1910s British float plane project

The AD Navyplane ( also AD.1 Navyplane) was designed by the British Admiralty's Air Department as a reconnaissance aircraft for use during World War I. Performance of the prototype was so disappointing that plans to produce it were cancelled almost immediately.

The Navyplane was designed by the Admiralty's Harold Bolas with the assistance of R.J. Mitchell of Supermarine. It was a pusher floatplane biplane with the pilot and observer being seated ahead of the wings in a streamlined lightweight nacelle mounted in the gap between the upper and lower sets of wings. A Smith Static radial engine and a pusher propeller were installed behind them.

Two examples were ordered in 1916 for the Royal Naval Air Service (RNAS). Serial numbers were allocated for seven Navyplanes (9095-'96, N.1070-'74) but just one prototype (9095) was completed. Tests of this Supermarine-built prototype commenced in August 1916 (flown by Lieutenant-Commander John Seddon) but proved seriously underpowered and unsatisfactory.

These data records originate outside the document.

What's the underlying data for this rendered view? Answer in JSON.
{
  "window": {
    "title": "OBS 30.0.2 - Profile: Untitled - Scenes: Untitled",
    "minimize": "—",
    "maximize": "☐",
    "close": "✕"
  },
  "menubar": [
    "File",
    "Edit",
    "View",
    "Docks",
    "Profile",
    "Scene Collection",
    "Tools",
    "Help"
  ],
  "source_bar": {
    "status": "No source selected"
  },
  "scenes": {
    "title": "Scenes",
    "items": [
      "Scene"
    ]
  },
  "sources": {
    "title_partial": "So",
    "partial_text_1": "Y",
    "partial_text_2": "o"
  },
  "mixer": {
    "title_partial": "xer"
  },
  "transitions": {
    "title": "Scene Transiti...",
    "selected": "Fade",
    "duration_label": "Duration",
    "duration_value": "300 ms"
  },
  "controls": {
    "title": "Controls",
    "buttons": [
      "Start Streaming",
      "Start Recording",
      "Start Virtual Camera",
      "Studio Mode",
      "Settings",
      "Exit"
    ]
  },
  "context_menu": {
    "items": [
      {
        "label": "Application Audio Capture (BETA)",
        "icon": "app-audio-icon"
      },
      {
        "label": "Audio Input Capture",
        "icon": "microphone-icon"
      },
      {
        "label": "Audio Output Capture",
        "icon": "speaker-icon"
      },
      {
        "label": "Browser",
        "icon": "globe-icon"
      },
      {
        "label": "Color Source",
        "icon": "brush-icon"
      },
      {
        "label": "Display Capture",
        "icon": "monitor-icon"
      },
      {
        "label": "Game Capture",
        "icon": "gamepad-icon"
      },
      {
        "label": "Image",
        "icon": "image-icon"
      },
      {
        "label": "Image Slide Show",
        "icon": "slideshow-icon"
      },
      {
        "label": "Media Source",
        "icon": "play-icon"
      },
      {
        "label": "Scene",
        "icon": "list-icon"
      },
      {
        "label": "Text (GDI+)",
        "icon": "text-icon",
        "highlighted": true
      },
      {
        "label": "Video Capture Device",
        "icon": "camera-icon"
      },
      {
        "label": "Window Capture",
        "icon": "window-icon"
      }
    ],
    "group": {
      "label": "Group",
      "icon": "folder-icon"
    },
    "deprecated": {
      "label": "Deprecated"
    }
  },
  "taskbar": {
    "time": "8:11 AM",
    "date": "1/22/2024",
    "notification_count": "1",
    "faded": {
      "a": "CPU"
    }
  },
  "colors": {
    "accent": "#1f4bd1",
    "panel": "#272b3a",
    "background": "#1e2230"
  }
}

The engine was replaced with an AR.1 rotary engine (which was later redesignated the BR.1 for Bentley Rotary 1) and retested in May 1917. However, even without a military load and observer, the Navyplane's performance still proved to be poor, and the design was abandoned on 27 August 1917, with no second prototype being produced.

Supermarine attempted to design an improved version to replace the Short 184, the design, the Supermarine Patrol Seaplane, being powered by a 200 hp (149 kW) Sunbeam engine. While contracts for six aircraft were placed, work was abandoned before a prototype was built, the Short 184 proving adequate in the patrol role.